It is reported by the NSPCC that more than 31,000 people contact them each year to report worries about children living in households with drug or alcohol problems, children seen wearing dirty clothes or appearing to have suffered injuries or abuse.
We would always urge the public to report information to us online if they notice something concerning. Simply by speaking out, you may save a child’s life.
Neglect can often be spotted in a child’s demeanour and appearance, from untreated coughs and skin infections, to poor hygiene and fatigue, or constant hunger. But, it’s important to note that many of these can also be due to families struggling with low income.
It’s quite normal for kids to occasionally get hurt in the course of play and exercise, but signs of physical abuse are usually quite distinct from everyday injuries such as scraped elbows, or knees, and often go hand in hand with other behaviours.
Child sexual abuse can result in a range of problems that can become very severe, from age-inappropriate behaviour, medical problems, through to depression and even self-harm.
Some common signs that may indicate a child is suffering abuse or neglect include:
Aggressive or repeated shouting
Hearing hitting or things being broken
Children crying for long periods of time
Very young children left alone or are outdoors by themselves
Children looking dirty or not changing their clothes
Children being withdrawn or anxious.
According to the Royal Society for the Prevention of Accidents (RoSPA), more than 28,000 children each year in the UK are treated for accidental ingestion of items such as medicines, household products and cosmetics, and suspected poisoning is one of the most common reasons for young children to be taken to A&E departments.
Examples of the most common substances causing accidental poisonings seen at hospital include medications such as over the counter pain relief, or prescription medications, but there have also been incidents involving laundry capsules, plug-in air fresheners, reed diffusers and cleaning products such as bleach.
Keep medicines and chemicals out of sight and reach of children, preferably in a locked cupboard
Wherever possible, buy products in child resistant containers
Always store chemicals in their original containers
Dispose of unwanted medicines and chemicals safely
Avoid plants with poisonous leaves or berries, or those that can irritate the skin.

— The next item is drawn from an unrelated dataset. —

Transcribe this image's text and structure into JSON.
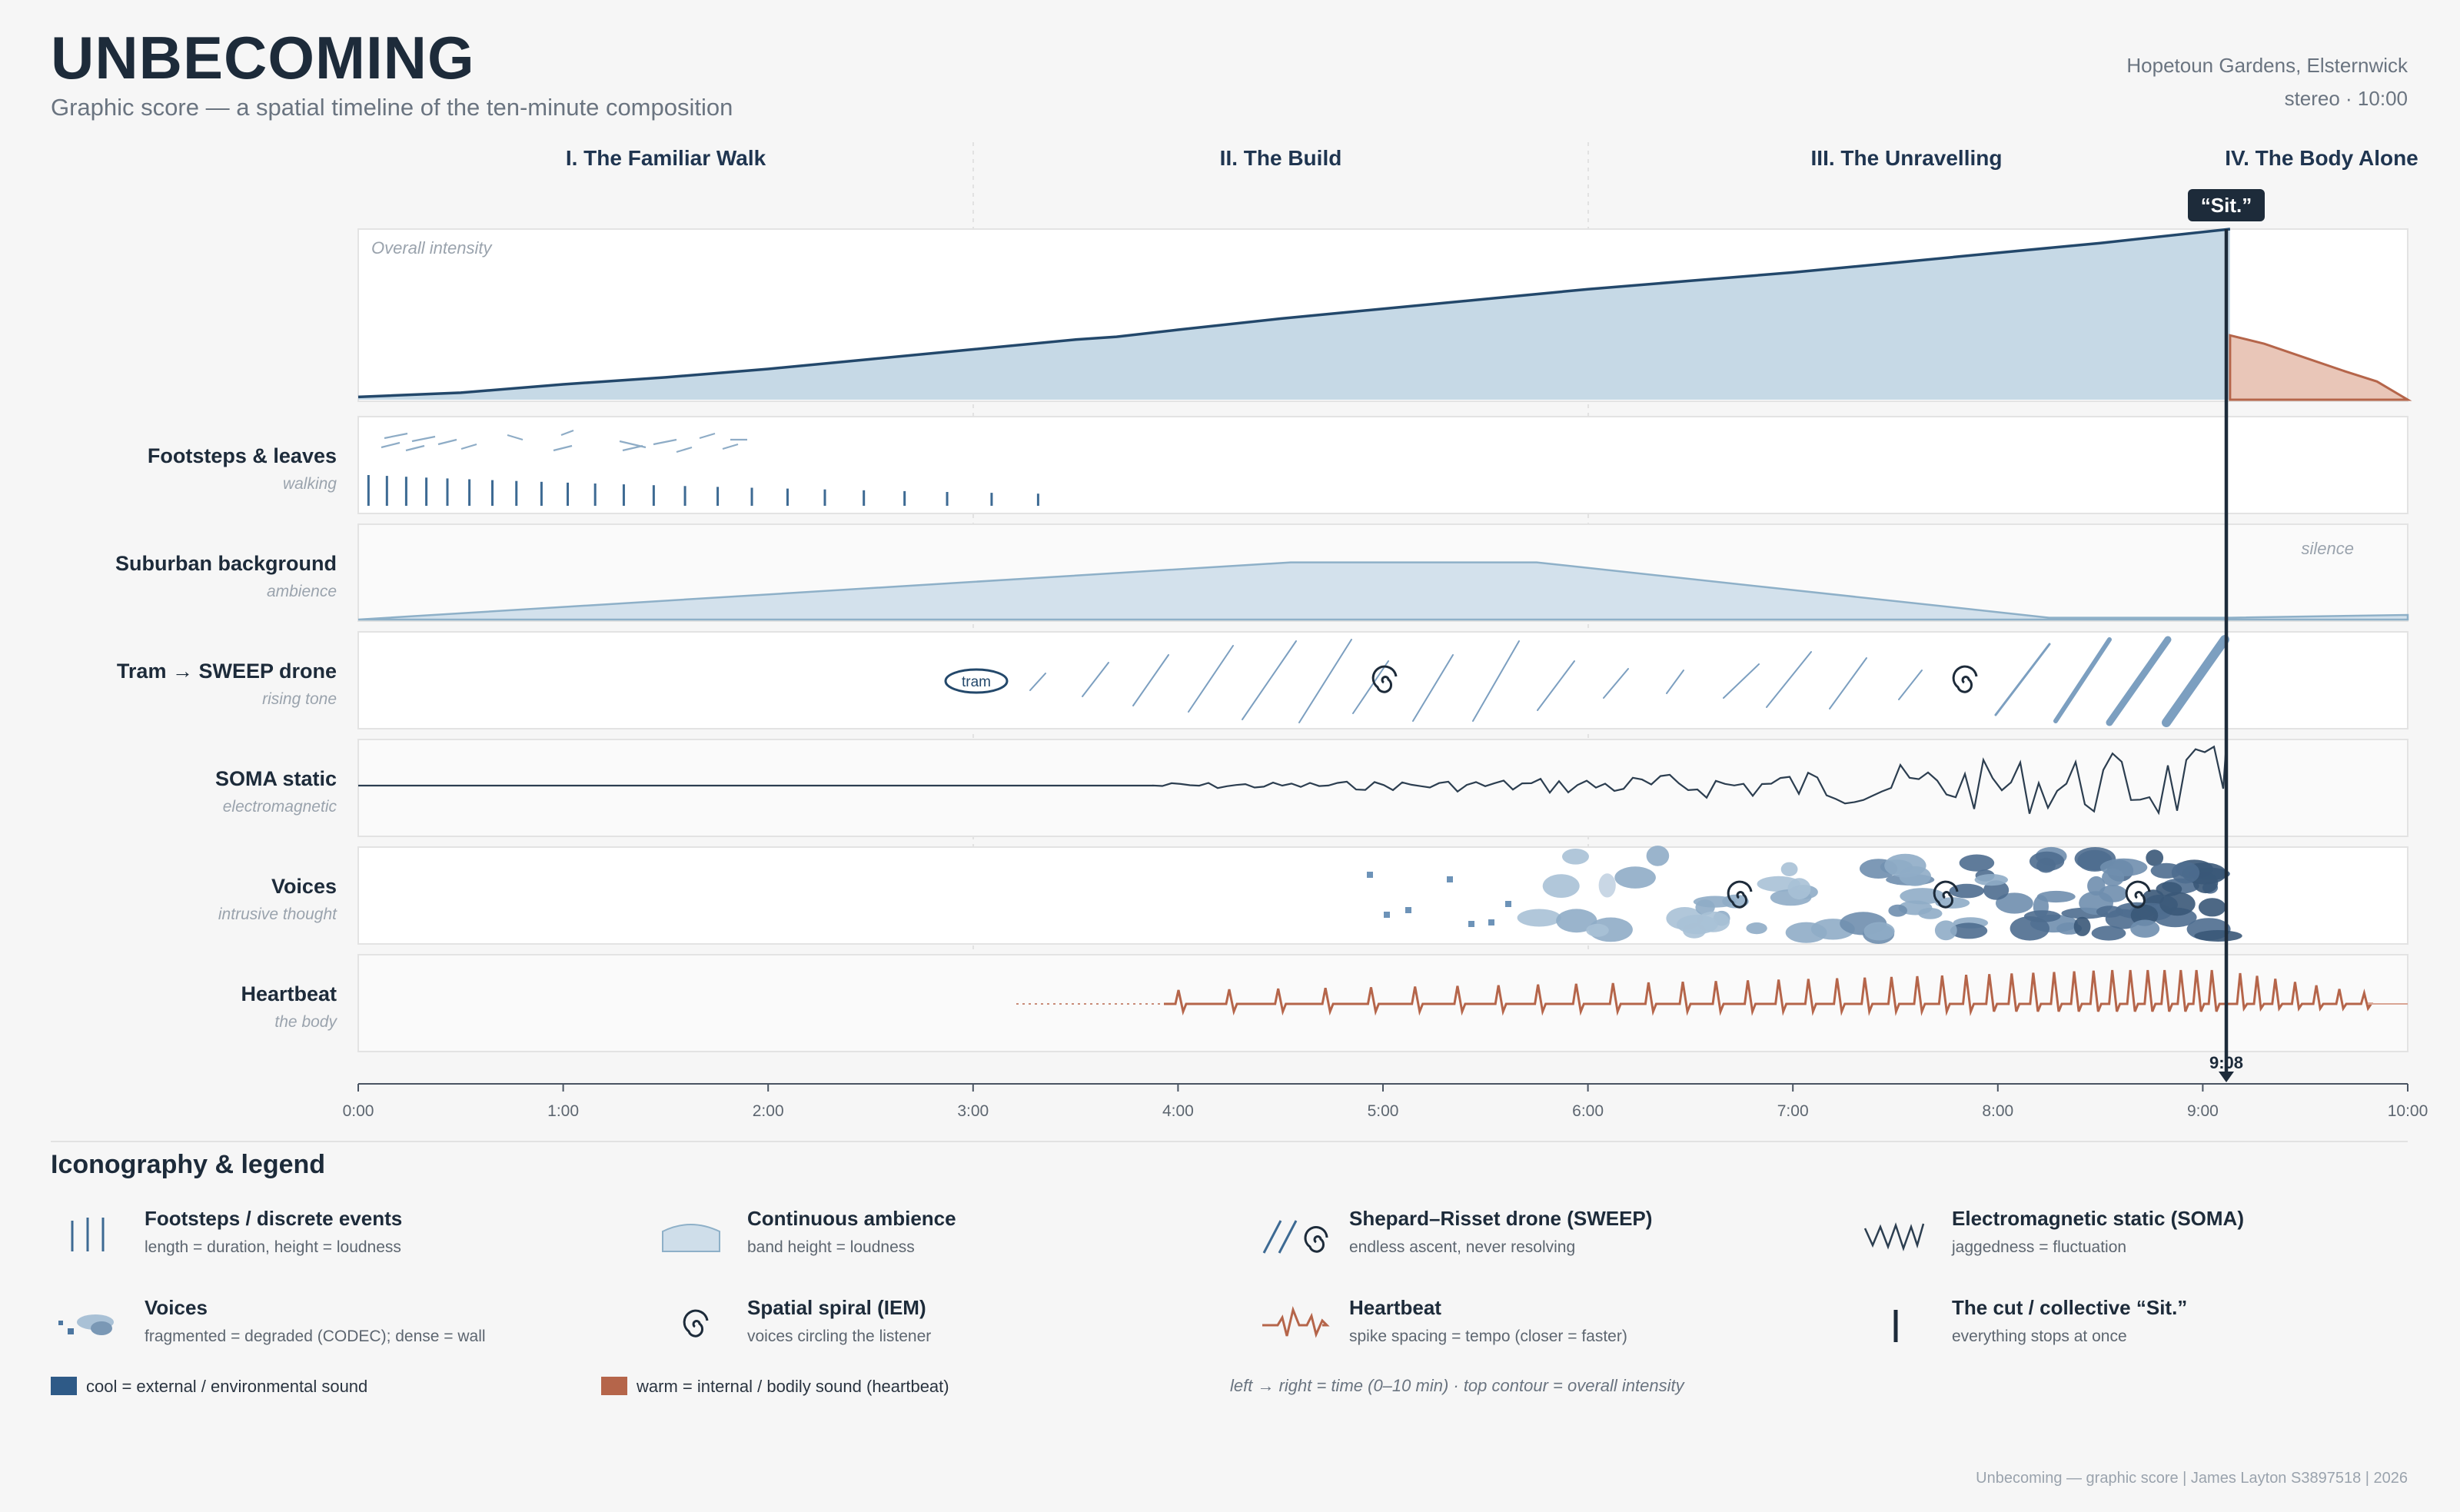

If you think a child has swallowed a harmful substance, please seek immediate medical assistance, and call 999.
What to do?
If you suspect a child is being neglected or abused, there is help at hand.
You can visit the NSPCC website for advice and guidance. It can be reached 24 hours a day by emailing [email protected],uk, or its team of experts can be reached on 0808 800 5000 from Monday to Friday between 8am to 10pm or at the weekends between 9am and 6pm.
ChildLine also has information on its website for any child or young person needing help and support. You can call 0800 1111, email, or chat online with a councillor.